Switch to LTE shatters the Wimax ecosystem
 
Yota’s pragmatism and technology neutral mindset is also refreshing. Its CEO was very open about its decision in May 2010 to switch to LTE for all new city deployments (for more information, see our opinion piece “Yota’s switch to LTE delivers a hammer blow to Wimax” (May 2010)). Yota calculated that the broader mobile operator support for LTE and its stronger equipment and device ecosystem would translate to lower costs in the medium term, making the decision to switch a simple one. So far, Yota has bought LTE equipment for five additional cities, and has issued a tender for another 15, despite current LTE dongle prices being double that of the Wimax equivalents. However, LTE is expected to quickly overtake Wimax in terms of both device pricing and breadth of choice. Yota’s large spectrum holdings means that in Moscow and St Petersburg it will be able to launch an LTE network alongside its existing Wimax network and run both in parallel until it gradually migrates Wimax customers to LTE services.
 
Yota’s shift to LTE, and the likely LTE rollouts by Indian operators in 2011, is set to be the final straws for the Wimax ecosystem. Wimax will still have a role to play in broadband access, but as we found in our report “Wimax in Emerging Markets: The Opportunity Assessed” (September 2009, OVUM051360) it will likely be a niche role, rather than as the dominant technology.
 
Bright prospects in Russia and global ambitions
 
So what’s next for Yota? There are two new areas that Yota is looking to target. Firstly, with no legacy voice business to worry about, Yota is examining mobile VoIP over LTE. Secondly, it is keen to expand internationally. So far, the company has expanded its operations to Belarus, Nicaragua, and Peru, where it has acquired spectrum and rolled out Wimax networks. However, it has found this approach to be too slow and cumbersome, and it is looking at “partnerships” (which we read as possible M&A opportunities) with existing players.
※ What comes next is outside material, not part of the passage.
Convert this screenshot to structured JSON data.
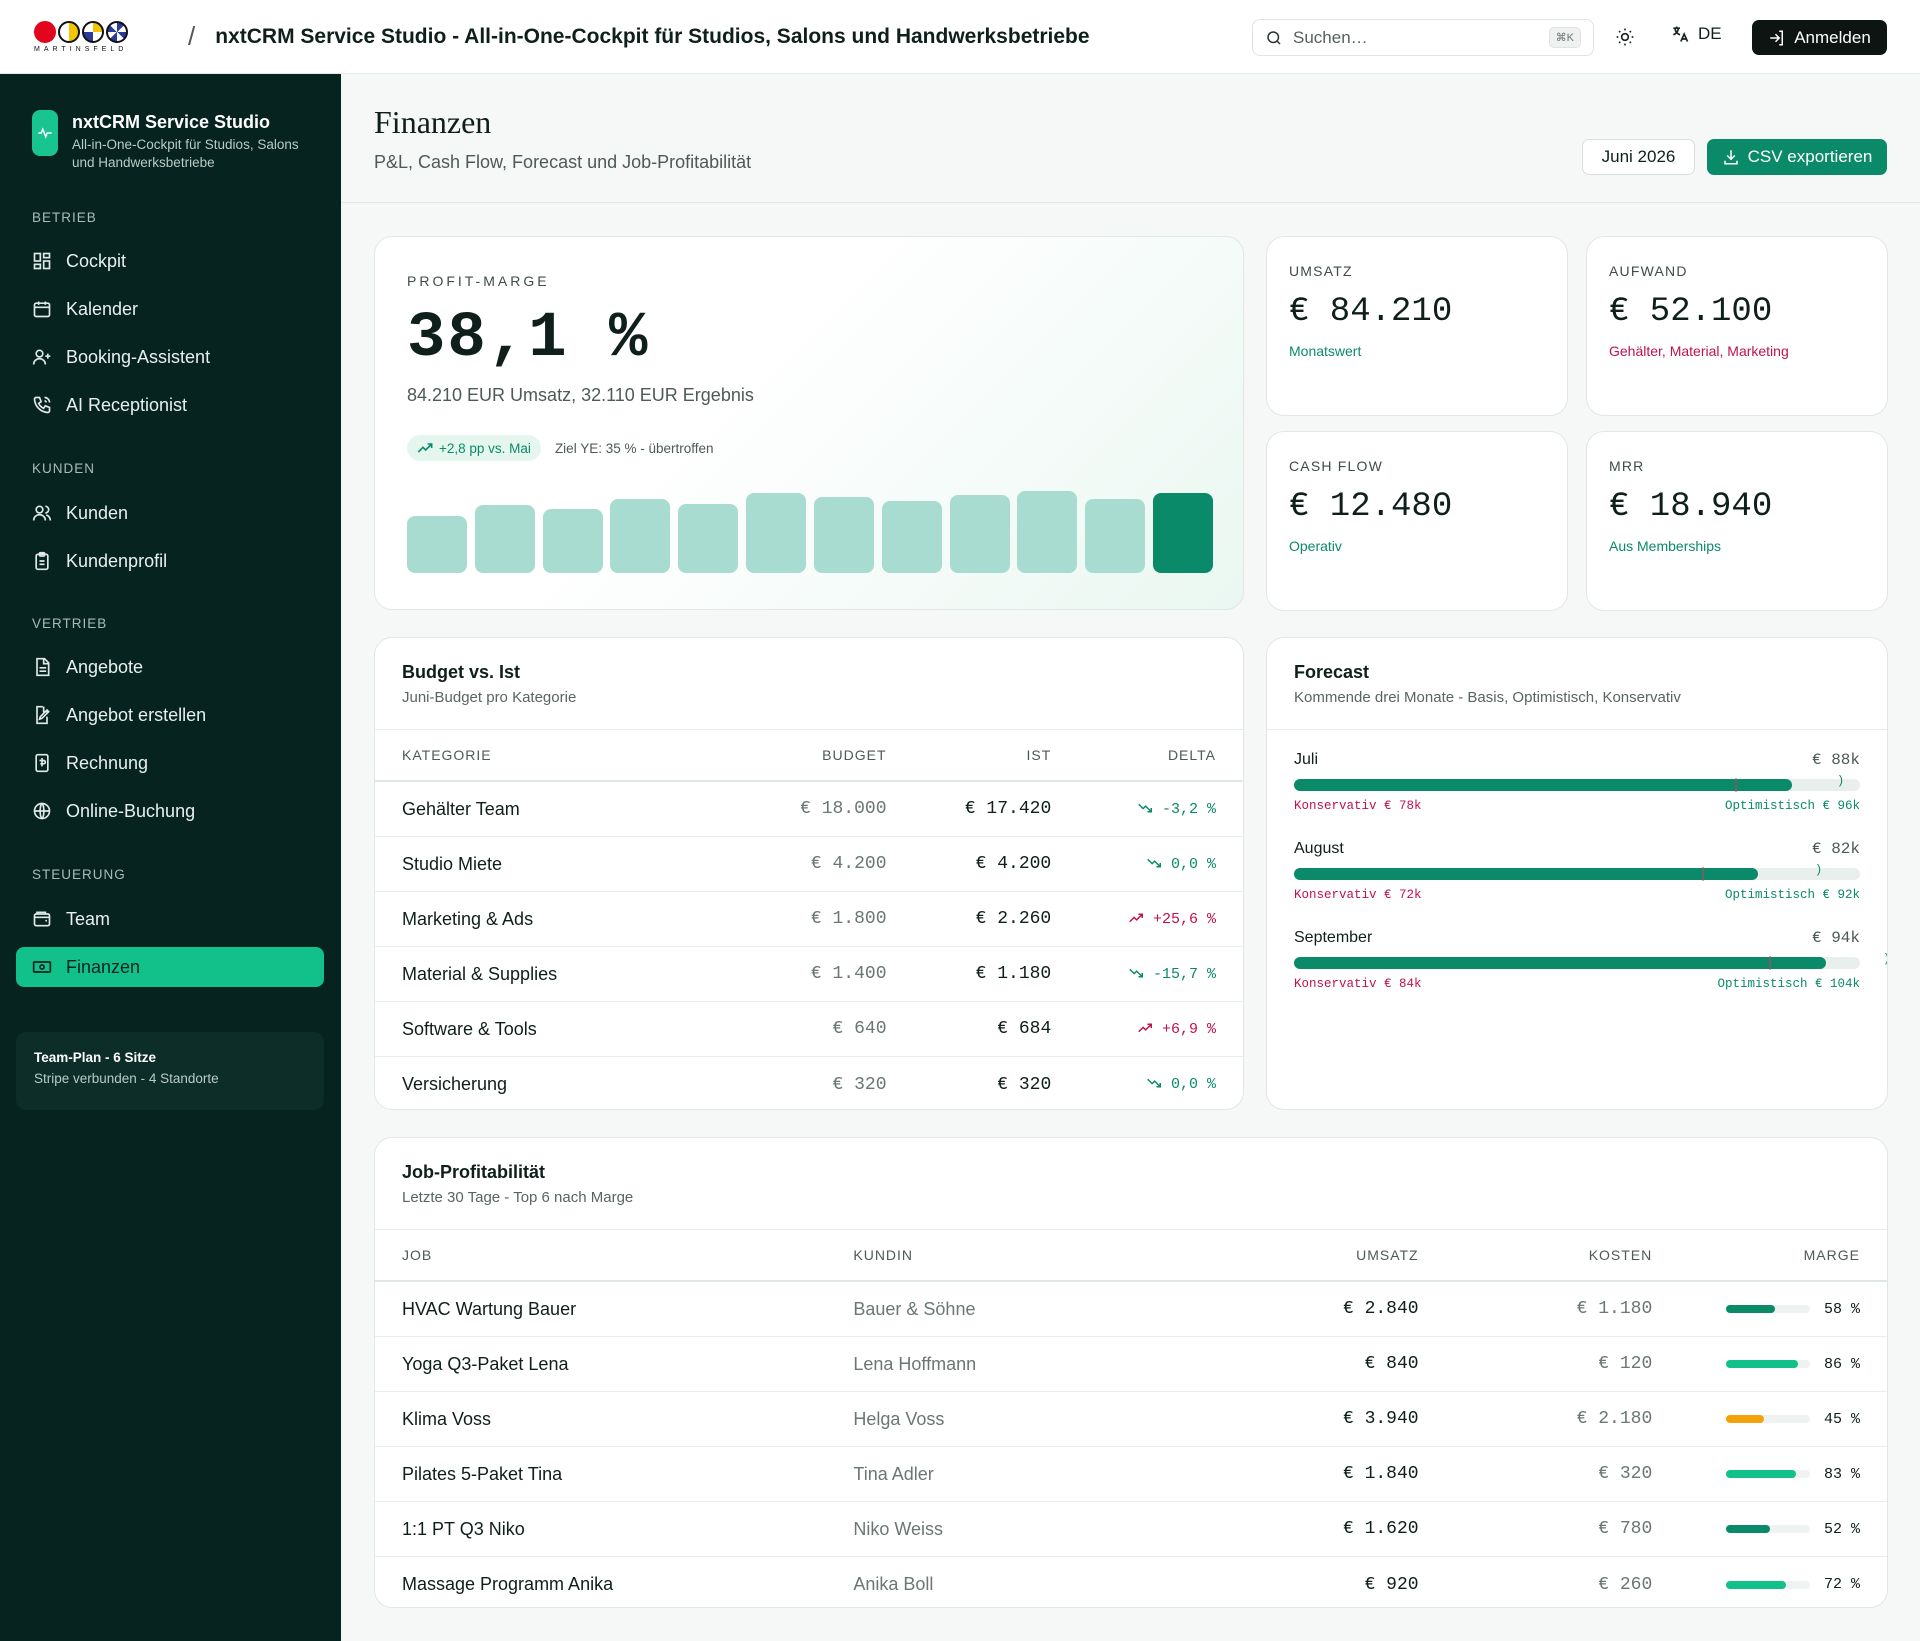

Going forward, there is little doubt that Yota will continue to excel in the Russian market, particularly after its shift to LTE, which will give it first-mover advantage. However, we expect that existing broadband competitors will make it much tougher for Yota going forward. Yota is set to be a disruptive presence in the mobile voice market, particularly with the availability of LTE phones and improving price points over the next 12–24 months. It is still too early to tell how Yota will do outside of Russia, where it can’t rely on the powerful sponsors it has in its home market.